The favorite story that Jesus told, The Prodigal Son, is really of the Waiting Father… of Two Prodigal Sons.

Scripture: Luke 15:11-29

His audience was a large crowd of very religious people. Church Leaders and Biblical Scholars, hoping Jesus would give them some ammunition for their criticism. After all, it was their dead religious world and Jesus was the intruder.

He told the story of a familiar-sounding young man - youngest son of a wealthy farmer, living under the scorn of an arrogant older brother, who dreamed of a different, exciting, life in the city. You know the story. He asked for his share of the family inheritance early, because he knew that his older brother would receive two thirds of the inheritance, including the farm. He had his own future to build. He goes into a far country (don’t come to look for me), wasted his small fortune in foolish choices just as the country was entering a famine, and became a caretaker for hogs. As Jewish man, who was raised to avoid pigs, now feeds them. He became so hungry that he considered eating what they had left over.

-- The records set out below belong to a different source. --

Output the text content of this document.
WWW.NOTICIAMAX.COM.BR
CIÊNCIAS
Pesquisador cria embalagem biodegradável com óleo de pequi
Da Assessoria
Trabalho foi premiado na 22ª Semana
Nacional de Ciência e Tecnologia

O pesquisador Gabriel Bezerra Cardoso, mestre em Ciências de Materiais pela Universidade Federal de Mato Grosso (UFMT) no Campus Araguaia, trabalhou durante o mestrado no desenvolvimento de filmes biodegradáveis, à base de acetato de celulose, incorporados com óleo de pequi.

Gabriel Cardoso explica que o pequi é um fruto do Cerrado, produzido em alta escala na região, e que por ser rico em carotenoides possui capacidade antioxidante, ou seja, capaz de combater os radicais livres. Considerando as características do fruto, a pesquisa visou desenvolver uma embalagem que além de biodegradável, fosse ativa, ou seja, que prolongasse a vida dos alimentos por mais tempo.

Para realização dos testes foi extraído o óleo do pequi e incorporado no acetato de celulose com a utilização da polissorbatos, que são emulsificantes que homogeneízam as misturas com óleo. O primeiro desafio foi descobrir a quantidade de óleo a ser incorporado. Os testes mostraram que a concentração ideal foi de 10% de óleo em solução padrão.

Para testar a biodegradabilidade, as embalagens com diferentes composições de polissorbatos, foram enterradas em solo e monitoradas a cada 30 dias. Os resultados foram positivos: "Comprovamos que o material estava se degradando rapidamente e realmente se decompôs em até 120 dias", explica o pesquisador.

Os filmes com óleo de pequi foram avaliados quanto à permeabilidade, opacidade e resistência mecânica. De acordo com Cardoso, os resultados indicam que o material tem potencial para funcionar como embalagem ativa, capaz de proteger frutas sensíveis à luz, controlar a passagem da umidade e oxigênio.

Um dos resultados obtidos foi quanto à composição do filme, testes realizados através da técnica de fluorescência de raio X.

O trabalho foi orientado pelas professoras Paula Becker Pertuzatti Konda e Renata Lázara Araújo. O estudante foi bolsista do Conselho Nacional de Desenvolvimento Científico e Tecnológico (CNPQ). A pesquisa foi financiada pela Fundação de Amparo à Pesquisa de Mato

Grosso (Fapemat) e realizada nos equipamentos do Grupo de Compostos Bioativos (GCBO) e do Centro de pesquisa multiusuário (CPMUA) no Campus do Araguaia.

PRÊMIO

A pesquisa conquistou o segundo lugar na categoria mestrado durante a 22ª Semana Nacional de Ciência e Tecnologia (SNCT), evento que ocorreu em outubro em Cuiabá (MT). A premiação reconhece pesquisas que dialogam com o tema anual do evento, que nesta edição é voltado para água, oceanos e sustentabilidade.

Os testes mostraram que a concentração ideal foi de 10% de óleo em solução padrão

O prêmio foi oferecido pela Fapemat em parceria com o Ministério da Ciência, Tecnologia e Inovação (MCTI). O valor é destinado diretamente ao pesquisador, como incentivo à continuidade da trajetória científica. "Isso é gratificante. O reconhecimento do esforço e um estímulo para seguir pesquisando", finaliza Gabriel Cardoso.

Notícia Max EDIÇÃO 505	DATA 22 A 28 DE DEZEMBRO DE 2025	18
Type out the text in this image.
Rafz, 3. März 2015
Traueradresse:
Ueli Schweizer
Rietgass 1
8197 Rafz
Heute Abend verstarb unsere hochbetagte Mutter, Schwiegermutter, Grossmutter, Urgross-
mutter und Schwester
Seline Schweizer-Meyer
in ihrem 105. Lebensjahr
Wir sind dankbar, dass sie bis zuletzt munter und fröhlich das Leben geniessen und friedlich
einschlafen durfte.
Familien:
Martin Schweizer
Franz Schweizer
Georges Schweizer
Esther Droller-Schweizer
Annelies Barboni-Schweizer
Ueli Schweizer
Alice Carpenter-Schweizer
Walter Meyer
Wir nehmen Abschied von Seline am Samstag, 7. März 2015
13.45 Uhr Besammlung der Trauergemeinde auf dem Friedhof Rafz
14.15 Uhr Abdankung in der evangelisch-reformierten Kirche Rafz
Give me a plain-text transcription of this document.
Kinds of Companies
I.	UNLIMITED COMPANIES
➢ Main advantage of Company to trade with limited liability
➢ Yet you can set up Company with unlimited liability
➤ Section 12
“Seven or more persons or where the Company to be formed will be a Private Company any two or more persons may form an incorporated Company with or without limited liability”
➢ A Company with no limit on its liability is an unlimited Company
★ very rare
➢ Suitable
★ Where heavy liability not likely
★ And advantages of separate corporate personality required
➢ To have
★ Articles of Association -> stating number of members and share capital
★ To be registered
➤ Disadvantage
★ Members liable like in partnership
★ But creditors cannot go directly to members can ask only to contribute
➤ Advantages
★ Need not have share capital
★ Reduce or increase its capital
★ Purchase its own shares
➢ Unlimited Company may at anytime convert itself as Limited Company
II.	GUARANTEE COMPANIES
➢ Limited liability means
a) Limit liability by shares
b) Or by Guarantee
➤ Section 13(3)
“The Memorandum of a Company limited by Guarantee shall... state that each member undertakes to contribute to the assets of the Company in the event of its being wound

Some of us may know something about being a prodigal, living in a far country and living in poverty? We have our own far countries; our careers, our recreation, our habits, our dreams and fantasies. You can be in a far country even when you are home. “We do not all sin a like, but we are all a like because we sin.” The Bible declares “We have all sinned and come short of God’s standards.” We all have hungers. I don’t know what the movie, ‘The Hunger Games’ is all about, but it is a good way to describe life.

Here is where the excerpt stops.